Mergers and acquisitions (M&A) activity in Ireland across all sectors was very strong in 2006.
From landmark deals such as Eircom, Riverdeep Houghton Mifflin, Statoil and South Wharf plc (the Irish Glass & Bottle site in Irishtown) to smaller niche deals, the value of M&A deals involving an Irish target or acquirer was in excess of €15 billion. This was well ahead of the €11.3 billion figure for 2005.
Overall, 184 deals involving Irish companies took place last year, significantly ahead of the 115 deals the previous year. This strong M&A activity is a good indicator of the health of the Irish economy, which is feeding into prices for assets.
Investors, both domestic and foreign, are displaying their confidence in Ireland's continued economic growth into 2007 and beyond, and Irish companies and investors are increasing the scope of their activity, expanding into foreign markets and new sectors.
Mid-sized family operations owned by ambitious niche operators and large multinationals, will, no doubt, continue to look to cash in while the going is good. While growth in M&A activity is taking place across all sectors, it is underpinned by the rising importance that property is playing across all aspects of the economy.
Any deal which involves a property portfolio of any substance (regardless of the value of the business itself) is now classed as a "property play" and investors are increasingly looking for hidden value in companies.
As both residential and commercial property prices rise and Ireland's development as a service economy continues, a significant element of the value of many companies is the land they own rather than what they do.
Companies, including Bank of Ireland and AIB, are leveraging their strong property portfolios through sale and leaseback arrangements to generate capital for further investment in their core businesses.
Even the terms and techniques of the property sector are becoming the norm for M&A transactions.
With private equity houses and companies chasing the same assets, increasingly the sale of assets is being done by way of an auction sale, previously the stalwart of the property sector. The effect of this is to get the highest possible price for the asset along with the best possible legal terms in the sale agreement.
Frequently buyers are reluctant to heavily mark up a proposed sale agreement, which must be submitted with the final offer letter, as in the competitive process a heavily marked up document can work against a bidder. Often final bidders, emerging through a due diligence process, are bidding somewhat "blind" in the final round until sensitive information is fully released when the seller is certain of a deal with a bidder.
From a purely market economics point of view, this is yielding excellent results for sellers. However, there are many buyers who may not share this view.
A notable factor is the increasing competition for assets between private equity houses and companies (trade buyers), which had been out of the market in previous years.
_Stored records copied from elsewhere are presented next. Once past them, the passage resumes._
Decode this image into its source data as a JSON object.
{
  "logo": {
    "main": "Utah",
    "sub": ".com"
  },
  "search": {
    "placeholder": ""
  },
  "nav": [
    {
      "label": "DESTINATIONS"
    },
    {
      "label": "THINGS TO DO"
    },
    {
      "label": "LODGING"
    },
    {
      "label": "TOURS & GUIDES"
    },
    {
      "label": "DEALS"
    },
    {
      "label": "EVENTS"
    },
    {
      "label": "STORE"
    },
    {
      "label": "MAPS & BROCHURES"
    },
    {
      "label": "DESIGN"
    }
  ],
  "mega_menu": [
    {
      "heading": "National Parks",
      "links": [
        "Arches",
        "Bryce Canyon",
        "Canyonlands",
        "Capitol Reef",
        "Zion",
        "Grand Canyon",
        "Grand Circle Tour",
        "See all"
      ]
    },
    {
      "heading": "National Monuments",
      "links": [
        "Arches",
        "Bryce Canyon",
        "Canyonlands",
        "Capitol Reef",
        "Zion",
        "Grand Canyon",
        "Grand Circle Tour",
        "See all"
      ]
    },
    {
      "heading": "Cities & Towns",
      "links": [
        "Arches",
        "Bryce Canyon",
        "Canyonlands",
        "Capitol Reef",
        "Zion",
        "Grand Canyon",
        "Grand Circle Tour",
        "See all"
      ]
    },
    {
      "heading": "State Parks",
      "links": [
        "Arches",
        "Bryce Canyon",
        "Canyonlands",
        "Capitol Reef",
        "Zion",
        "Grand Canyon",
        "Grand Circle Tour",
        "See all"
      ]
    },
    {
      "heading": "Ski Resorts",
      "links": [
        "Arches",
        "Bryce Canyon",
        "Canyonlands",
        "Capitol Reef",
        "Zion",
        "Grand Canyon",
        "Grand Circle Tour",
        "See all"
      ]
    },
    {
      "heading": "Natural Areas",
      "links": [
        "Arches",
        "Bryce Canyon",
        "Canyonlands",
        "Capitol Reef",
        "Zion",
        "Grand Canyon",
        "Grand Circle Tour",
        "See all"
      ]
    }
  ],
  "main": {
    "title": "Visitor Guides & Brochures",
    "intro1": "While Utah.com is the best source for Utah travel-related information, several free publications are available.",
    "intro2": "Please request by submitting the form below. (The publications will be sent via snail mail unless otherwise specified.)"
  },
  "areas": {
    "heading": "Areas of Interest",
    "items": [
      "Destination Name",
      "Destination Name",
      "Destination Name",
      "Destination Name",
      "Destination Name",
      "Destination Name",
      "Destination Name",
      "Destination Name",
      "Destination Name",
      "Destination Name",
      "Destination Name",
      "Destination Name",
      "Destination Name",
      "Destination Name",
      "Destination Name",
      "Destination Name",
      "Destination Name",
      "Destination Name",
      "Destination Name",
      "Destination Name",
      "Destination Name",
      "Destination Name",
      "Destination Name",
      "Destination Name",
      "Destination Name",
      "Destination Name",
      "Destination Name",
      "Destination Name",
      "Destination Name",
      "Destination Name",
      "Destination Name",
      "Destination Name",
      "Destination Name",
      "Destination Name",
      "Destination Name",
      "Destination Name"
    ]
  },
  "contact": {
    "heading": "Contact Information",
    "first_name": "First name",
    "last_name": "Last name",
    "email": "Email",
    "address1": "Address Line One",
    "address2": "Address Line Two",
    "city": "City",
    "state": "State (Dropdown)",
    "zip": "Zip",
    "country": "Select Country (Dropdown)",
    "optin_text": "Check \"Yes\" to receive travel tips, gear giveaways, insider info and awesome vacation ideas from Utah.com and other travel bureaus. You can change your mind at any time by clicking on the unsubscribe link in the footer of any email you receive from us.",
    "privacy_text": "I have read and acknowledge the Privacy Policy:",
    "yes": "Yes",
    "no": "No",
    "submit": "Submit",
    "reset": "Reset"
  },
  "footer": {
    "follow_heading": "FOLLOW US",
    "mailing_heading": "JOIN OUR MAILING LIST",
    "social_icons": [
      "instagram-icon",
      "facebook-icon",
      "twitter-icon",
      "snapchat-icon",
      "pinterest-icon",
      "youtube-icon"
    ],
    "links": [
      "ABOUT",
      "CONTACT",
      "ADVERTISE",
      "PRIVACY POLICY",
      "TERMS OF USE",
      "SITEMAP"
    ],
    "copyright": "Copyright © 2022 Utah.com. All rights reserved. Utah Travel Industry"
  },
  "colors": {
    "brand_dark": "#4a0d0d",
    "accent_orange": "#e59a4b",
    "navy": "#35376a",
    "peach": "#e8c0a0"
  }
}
Trade buyers are now fighting back, with restructuring, consolidation and strong cash flow driving growth and consolidation. This competition, coupled with the rise in auction-style sale processes, has led to an upward effect on prices which has been augmented further by Ireland's strong economy, high employment levels and low interest rates.
The € 200 billion to be invested by the Government in capital infrastructure projects through the National Development Plan is giving big investors the confidence that growth will continue into next year and beyond. Investors from abroad are also displaying their confidence in the Irish economy, with Indian company Wockhardt's acquisition of Tipperary-based Pinewood Healthcare laying down a further marker in the growth in inward investment from Asia in particular.
M&A activity in Ireland looks set to become increasingly structured as the EU takeover directive becomes effective in January 2007.
The implementation of the takeover directive, which raises the threshold required for a compulsory takeover to 90 per cent, is likely to further increase the number of schemes of arrangement (requiring 75 per cent approval), such as that which facilitated Ulster Bank's € 887 million acquisition of First Active plc in 2003.
It looks increasingly likely that potential buyers will now look to these methods to get their bids "over the line" even if a rival bidder or reluctant shareholder holds a blocking stake in the context of the 90 per cent takeover directive threshold.
Through all this, property should remain the driving force. There will also be no shortage of potential buyers for those with access to high-value property reserves on the larger scale.
We can expect similar ventures as Fyffes' property spin-off Blackrock International Land plc and sale-and-leaseback arrangements (such as that employed by AIB and Bank of Ireland) to continue as large national and multinational companies seek to gain leverage and income from their substantial property assets.
Ultimately, the record levels of M&A activity suggest that investors are confident that growth will continue and that any impending slowdown, if it comes, will be a soft landing rather than a major crash.
Furthermore, inward investment, particularly from China and India, should contribute to growth.
However, with the increasing prevalence of cross-border investment and Irish companies investing abroad, it is important to recognise that value for money, not just an Irish address, will be the key to the ongoing Irish property and M&A success story.
Colm Duggan is head of the corporate department at Arthur Cox solicitors.